O zaman şunu da sormalı; bu güne kadar hissetmeye izin vermediğimiz duygularımızın birikmiş toksinleriyle, tutmadığımız yaslarla kendimizi ve çevremizi zehirlemedik mi?
Duygular kontrolsüzce patladığında büyük kayıplar yaşamadık mı?.
Mutsuzluğumuzun bedelini biz de, bedenimiz de, sevdiklerimiz de ödemiyor mu?

Önce evin o köşesinde birktirdiklerimizi bir bir yerlerinden çıkartalım.
Yıllardır kendimize duyduğumuz öfkenin, sevginin, suçluluk duygusunun dışarı sızdırdıkları yerine, kendisini cesaretle salıverelim dışarıya.
Bakalım hangileri kalacak, hangileri gidecek…kaçını boşuna taşımışız bu güne kadar.

“Hakk’ın karşına çıkardığı değişimlere direnmek yerine, teslim ol.
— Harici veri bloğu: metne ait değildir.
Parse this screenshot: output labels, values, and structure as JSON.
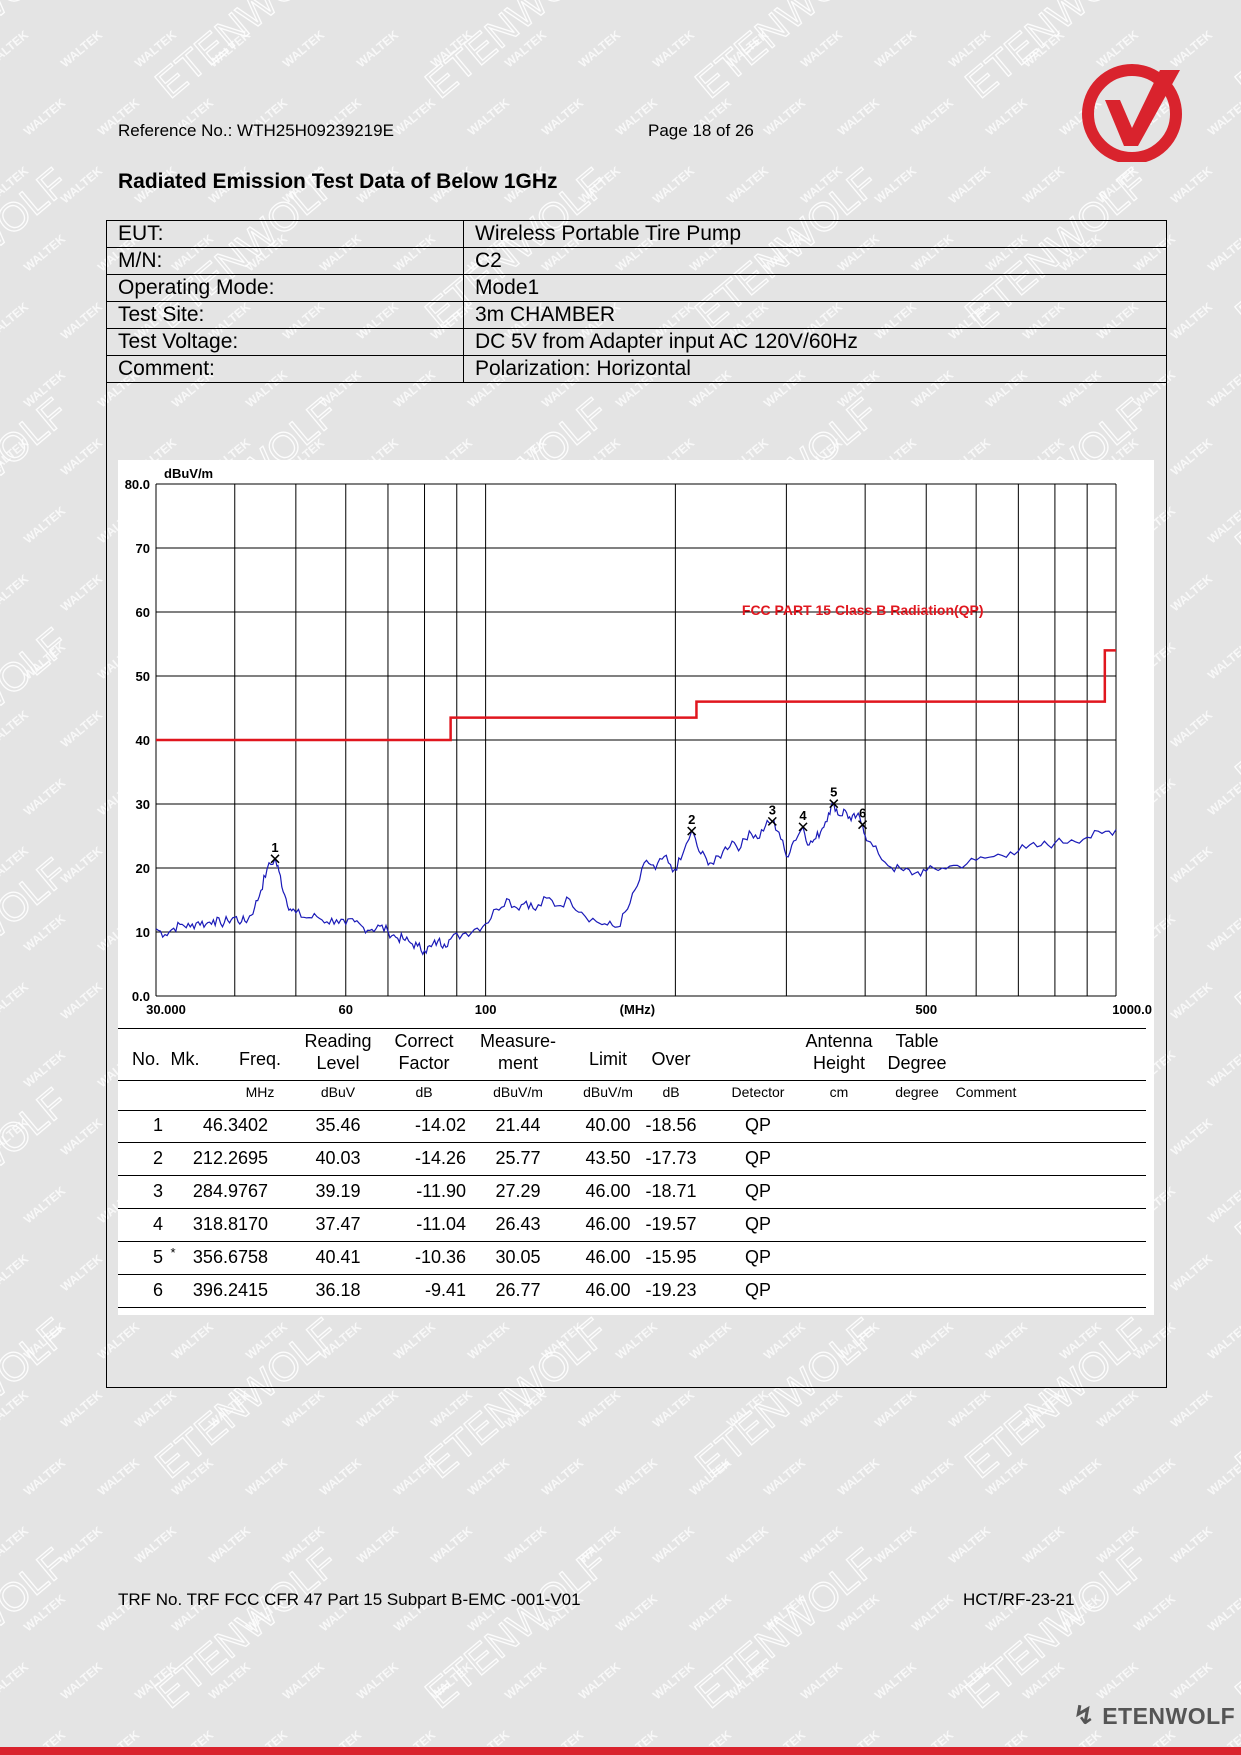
{
  "header": {
    "reference": "Reference No.: WTH25H09239219E",
    "page": "Page 18 of 26"
  },
  "title": "Radiated Emission Test Data of Below 1GHz",
  "info": [
    {
      "label": "EUT:",
      "value": "Wireless Portable Tire Pump"
    },
    {
      "label": "M/N:",
      "value": "C2"
    },
    {
      "label": "Operating Mode:",
      "value": "Mode1"
    },
    {
      "label": "Test Site:",
      "value": "3m CHAMBER"
    },
    {
      "label": "Test Voltage:",
      "value": "DC 5V from Adapter input AC 120V/60Hz"
    },
    {
      "label": "Comment:",
      "value": "Polarization: Horizontal"
    }
  ],
  "chart_data": {
    "type": "line",
    "xscale": "log",
    "xlim": [
      30,
      1000
    ],
    "ylim": [
      0,
      80
    ],
    "ylabel": "dBuV/m",
    "xlabel": "(MHz)",
    "y_ticks": [
      "80.0",
      "70",
      "60",
      "50",
      "40",
      "30",
      "20",
      "10",
      "0.0"
    ],
    "x_ticks": [
      "30.000",
      "60",
      "100",
      "500",
      "1000.0"
    ],
    "limit_label": "FCC PART 15 Class B Radiation(QP)",
    "limit": [
      [
        30,
        40
      ],
      [
        88,
        40
      ],
      [
        88,
        43.5
      ],
      [
        216,
        43.5
      ],
      [
        216,
        46
      ],
      [
        960,
        46
      ],
      [
        960,
        54
      ],
      [
        1000,
        54
      ]
    ],
    "trace": [
      [
        30,
        10.5
      ],
      [
        31,
        9.6
      ],
      [
        32,
        10.6
      ],
      [
        33,
        11.2
      ],
      [
        34,
        10.8
      ],
      [
        35,
        11.6
      ],
      [
        36,
        11.2
      ],
      [
        37,
        11.9
      ],
      [
        38,
        11.3
      ],
      [
        39,
        11.8
      ],
      [
        40,
        12.3
      ],
      [
        41,
        11.6
      ],
      [
        42,
        12.0
      ],
      [
        43,
        13.8
      ],
      [
        44,
        16.5
      ],
      [
        45,
        19.8
      ],
      [
        46.3,
        21.4
      ],
      [
        47,
        19.5
      ],
      [
        48,
        15.8
      ],
      [
        49,
        13.6
      ],
      [
        50,
        13.0
      ],
      [
        52,
        12.2
      ],
      [
        54,
        12.4
      ],
      [
        56,
        11.6
      ],
      [
        58,
        11.9
      ],
      [
        60,
        11.2
      ],
      [
        62,
        11.6
      ],
      [
        64,
        10.7
      ],
      [
        66,
        10.4
      ],
      [
        68,
        10.9
      ],
      [
        70,
        10.1
      ],
      [
        72,
        9.2
      ],
      [
        74,
        8.9
      ],
      [
        76,
        8.3
      ],
      [
        78,
        7.8
      ],
      [
        80,
        7.1
      ],
      [
        82,
        7.7
      ],
      [
        84,
        8.6
      ],
      [
        86,
        8.1
      ],
      [
        88,
        8.9
      ],
      [
        92,
        9.7
      ],
      [
        96,
        10.4
      ],
      [
        100,
        11.3
      ],
      [
        104,
        13.6
      ],
      [
        108,
        15.2
      ],
      [
        112,
        13.8
      ],
      [
        116,
        14.8
      ],
      [
        120,
        13.4
      ],
      [
        125,
        15.3
      ],
      [
        130,
        14.1
      ],
      [
        136,
        15.1
      ],
      [
        142,
        13.1
      ],
      [
        150,
        11.6
      ],
      [
        156,
        11.1
      ],
      [
        162,
        10.8
      ],
      [
        168,
        13.6
      ],
      [
        174,
        17.2
      ],
      [
        180,
        21.2
      ],
      [
        186,
        19.8
      ],
      [
        192,
        21.8
      ],
      [
        198,
        19.4
      ],
      [
        204,
        21.3
      ],
      [
        212.3,
        25.8
      ],
      [
        218,
        22.6
      ],
      [
        224,
        21.4
      ],
      [
        230,
        20.6
      ],
      [
        238,
        22.6
      ],
      [
        246,
        24.2
      ],
      [
        254,
        23.2
      ],
      [
        262,
        25.8
      ],
      [
        270,
        24.6
      ],
      [
        278,
        26.6
      ],
      [
        285,
        27.3
      ],
      [
        292,
        25.6
      ],
      [
        300,
        21.8
      ],
      [
        308,
        24.2
      ],
      [
        318.8,
        26.4
      ],
      [
        326,
        23.6
      ],
      [
        334,
        24.6
      ],
      [
        342,
        26.2
      ],
      [
        350,
        28.6
      ],
      [
        356.7,
        30.1
      ],
      [
        364,
        28.2
      ],
      [
        372,
        29.0
      ],
      [
        380,
        27.4
      ],
      [
        388,
        28.2
      ],
      [
        396.2,
        26.8
      ],
      [
        404,
        24.2
      ],
      [
        420,
        22.2
      ],
      [
        440,
        20.1
      ],
      [
        460,
        19.6
      ],
      [
        480,
        19.2
      ],
      [
        500,
        19.5
      ],
      [
        530,
        20.0
      ],
      [
        560,
        20.4
      ],
      [
        600,
        21.2
      ],
      [
        640,
        21.8
      ],
      [
        680,
        22.5
      ],
      [
        720,
        23.1
      ],
      [
        760,
        23.5
      ],
      [
        800,
        23.9
      ],
      [
        850,
        24.4
      ],
      [
        900,
        24.8
      ],
      [
        950,
        25.4
      ],
      [
        1000,
        26.0
      ]
    ],
    "markers": [
      {
        "label": "1",
        "freq": 46.3402
      },
      {
        "label": "2",
        "freq": 212.2695
      },
      {
        "label": "3",
        "freq": 284.9767
      },
      {
        "label": "4",
        "freq": 318.817
      },
      {
        "label": "5",
        "freq": 356.6758
      },
      {
        "label": "6",
        "freq": 396.2415
      }
    ]
  },
  "table": {
    "headers": [
      "No.",
      "Mk.",
      "Freq.",
      "Reading Level",
      "Correct Factor",
      "Measure- ment",
      "Limit",
      "Over",
      "",
      "Antenna Height",
      "Table Degree",
      ""
    ],
    "units": [
      "",
      "",
      "MHz",
      "dBuV",
      "dB",
      "dBuV/m",
      "dBuV/m",
      "dB",
      "Detector",
      "cm",
      "degree",
      "Comment"
    ],
    "rows": [
      [
        "1",
        "",
        "46.3402",
        "35.46",
        "-14.02",
        "21.44",
        "40.00",
        "-18.56",
        "QP"
      ],
      [
        "2",
        "",
        "212.2695",
        "40.03",
        "-14.26",
        "25.77",
        "43.50",
        "-17.73",
        "QP"
      ],
      [
        "3",
        "",
        "284.9767",
        "39.19",
        "-11.90",
        "27.29",
        "46.00",
        "-18.71",
        "QP"
      ],
      [
        "4",
        "",
        "318.8170",
        "37.47",
        "-11.04",
        "26.43",
        "46.00",
        "-19.57",
        "QP"
      ],
      [
        "5",
        "*",
        "356.6758",
        "40.41",
        "-10.36",
        "30.05",
        "46.00",
        "-15.95",
        "QP"
      ],
      [
        "6",
        "",
        "396.2415",
        "36.18",
        "-9.41",
        "26.77",
        "46.00",
        "-19.23",
        "QP"
      ]
    ]
  },
  "footer": {
    "trf": "TRF No. TRF FCC CFR 47 Part 15 Subpart B-EMC -001-V01",
    "code": "HCT/RF-23-21",
    "brand": "ETENWOLF"
  },
  "watermark": {
    "small": "WALTEK",
    "large": "ETENWOLF"
  },
  "colors": {
    "limit": "#e0161e",
    "trace": "#1a1ab8",
    "accent": "#d9232d"
  }
}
Bırak hayat sana rağmen değil, seninle beraber aksın. “Düzenim bozulur, hayatımın altı üstüne gelir” diye endişe etme. Ne biliyorsun hayatın altının üstünden daha iyi olmadığını.” (“Aşk” kitabından).

Çoğumuz duygularımızı geldiği gibi yaşamak konusunda acemiyiz; ama cebimizde çocukluğumuzun duygu tecrübesi ve vücudumuzun bilgeliği var.

Gerçek dostlarımız, kendimizi geri alma çalışmamızı destekliyor olacaktır..

Kısa zamanda, duygularımızı doğru yerde en doğal haliyle ifade etmeyi hatırlayacağız. Duygumuzun köprüsü, düşüncelerimizi ve davranışlarımızı birleştirecek. İçsel dürüstlüğümüz arttıkça, bireysel sorumluluğumuz da güçlenecek.
Vücudumuza yeniden yaşam dolacak, canlanacak.

“Kendimiz gibi” değil, “Kendimiz”olalım.

Güveniyorum ki, geride kalan boşlukları bir daha benzer duygularla tıka basa doldurmazsak,  yaşam orada yeniden çiçek açacak. Kendimizi hak ettiğimiz gibi sevmeye başlayacağız.

Not: Ben bu dönemi içimde yaşamaktayken, 6-7 senedir hiç çiçek açmayan, rengini dahi unuttuğum  menekşe, yıllardır durduğu yerde, pembe çiçekler açtı.